Asimismo, se pudo constatar de los alegatos esgrimidos que el inmueble que se pretende por esta acción se encuentra en posesión de la parte demandada, quién no logro demostrar que adquirió algún derecho para poseer el maletero signado con el N° 75, pues, la accionada consignó en copia simple documento de compra venta de fecha 29 de noviembre de 2006, a través del cual adquirió la propiedad de su apartamento, y del cual se desprende que es propietaria del maletero signado con el N° 42, ubicado en el nivel planta sótano uno, pero no del maletero signado con el N° 75 ubicado en el nivel planta sótano dos, el cual es objeto de este juicio.
Por lo demás, se observa que la parte demandada dijo que el documento protocolizado presentado por la actora adolecía de error, al haberse incluido en el documento de compra venta del apartamento propiedad de la parte actora el maletero N° 75, sin embargo, no probó en autos la existencia de ese error alegado.
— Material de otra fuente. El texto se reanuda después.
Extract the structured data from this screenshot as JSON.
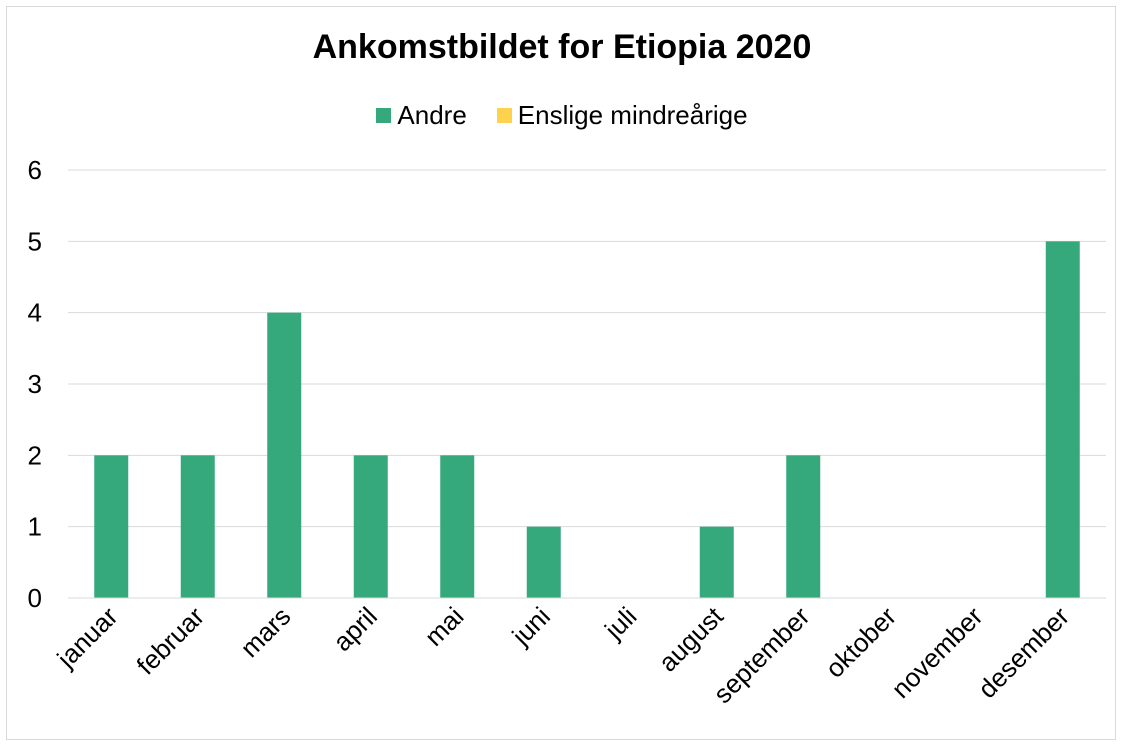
{
  "chart_data": {
    "type": "bar",
    "title": "Ankomstbildet for Etiopia 2020",
    "categories": [
      "januar",
      "februar",
      "mars",
      "april",
      "mai",
      "juni",
      "juli",
      "august",
      "september",
      "oktober",
      "november",
      "desember"
    ],
    "series": [
      {
        "name": "Andre",
        "color": "#35a97b",
        "values": [
          2,
          2,
          4,
          2,
          2,
          1,
          0,
          1,
          2,
          0,
          0,
          5
        ]
      },
      {
        "name": "Enslige mindreårige",
        "color": "#ffd24d",
        "values": [
          0,
          0,
          0,
          0,
          0,
          0,
          0,
          0,
          0,
          0,
          0,
          0
        ]
      }
    ],
    "yticks": [
      "0",
      "1",
      "2",
      "3",
      "4",
      "5",
      "6"
    ],
    "ylim": [
      0,
      6
    ],
    "stacked": true,
    "grid": true,
    "legend_position": "top",
    "xlabel": "",
    "ylabel": ""
  }
}
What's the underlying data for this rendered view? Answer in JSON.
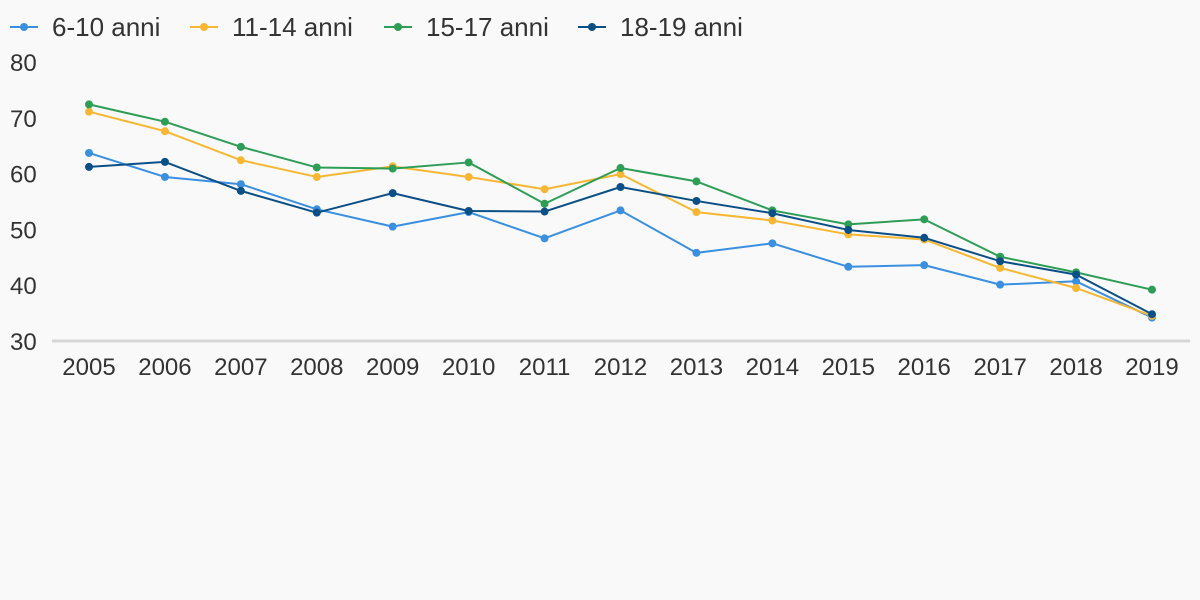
{
  "chart_data": {
    "type": "line",
    "x": [
      "2005",
      "2006",
      "2007",
      "2008",
      "2009",
      "2010",
      "2011",
      "2012",
      "2013",
      "2014",
      "2015",
      "2016",
      "2017",
      "2018",
      "2019"
    ],
    "ylim": [
      30,
      80
    ],
    "yticks": [
      30,
      40,
      50,
      60,
      70,
      80
    ],
    "grid": false,
    "legend_position": "top-left",
    "series": [
      {
        "name": "6-10 anni",
        "color": "#3a8fe0",
        "values": [
          63.7,
          59.4,
          58.1,
          53.6,
          50.5,
          53.1,
          48.4,
          53.4,
          45.8,
          47.5,
          43.3,
          43.6,
          40.1,
          40.7,
          34.2
        ]
      },
      {
        "name": "11-14 anni",
        "color": "#f7b733",
        "values": [
          71.1,
          67.6,
          62.4,
          59.4,
          61.3,
          59.4,
          57.2,
          59.9,
          53.1,
          51.6,
          49.1,
          48.2,
          43.1,
          39.5,
          34.5
        ]
      },
      {
        "name": "15-17 anni",
        "color": "#2e9e57",
        "values": [
          72.4,
          69.3,
          64.8,
          61.1,
          60.9,
          62.0,
          54.6,
          61.0,
          58.6,
          53.4,
          50.9,
          51.8,
          45.1,
          42.3,
          39.2
        ]
      },
      {
        "name": "18-19 anni",
        "color": "#0b4f87",
        "values": [
          61.2,
          62.1,
          56.9,
          53.0,
          56.5,
          53.3,
          53.2,
          57.6,
          55.1,
          52.9,
          49.9,
          48.5,
          44.3,
          41.9,
          34.8
        ]
      }
    ]
  }
}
Por todas las razones expuestas, esta Sala pudo establecer que la parte accionante demostró los supuestos de procedencia de la acción reivindicatoria, cumpliendo con lo establecido en los artículos 506 y 548 del Código de Procedimiento Civil, y 1.354 del Código Civil, el cual le impone la carga de probar sus afirmaciones, por su parte, la parte accionada no logró desvirtuar los dichos de la parte accionante, ni demostró aquellos con los cuales pretendió ostentar derechos sobre el inmueble de marras. Así se establece.
En consecuencia, se declara con lugar la acción reivindicatoria propuesta por la ciudadana Esperanza Fernández Silva, contra la ciudadana Margarita de Jesús Muñoz Arias, ya identificadas, así declarará en el dispositivo de este fallo».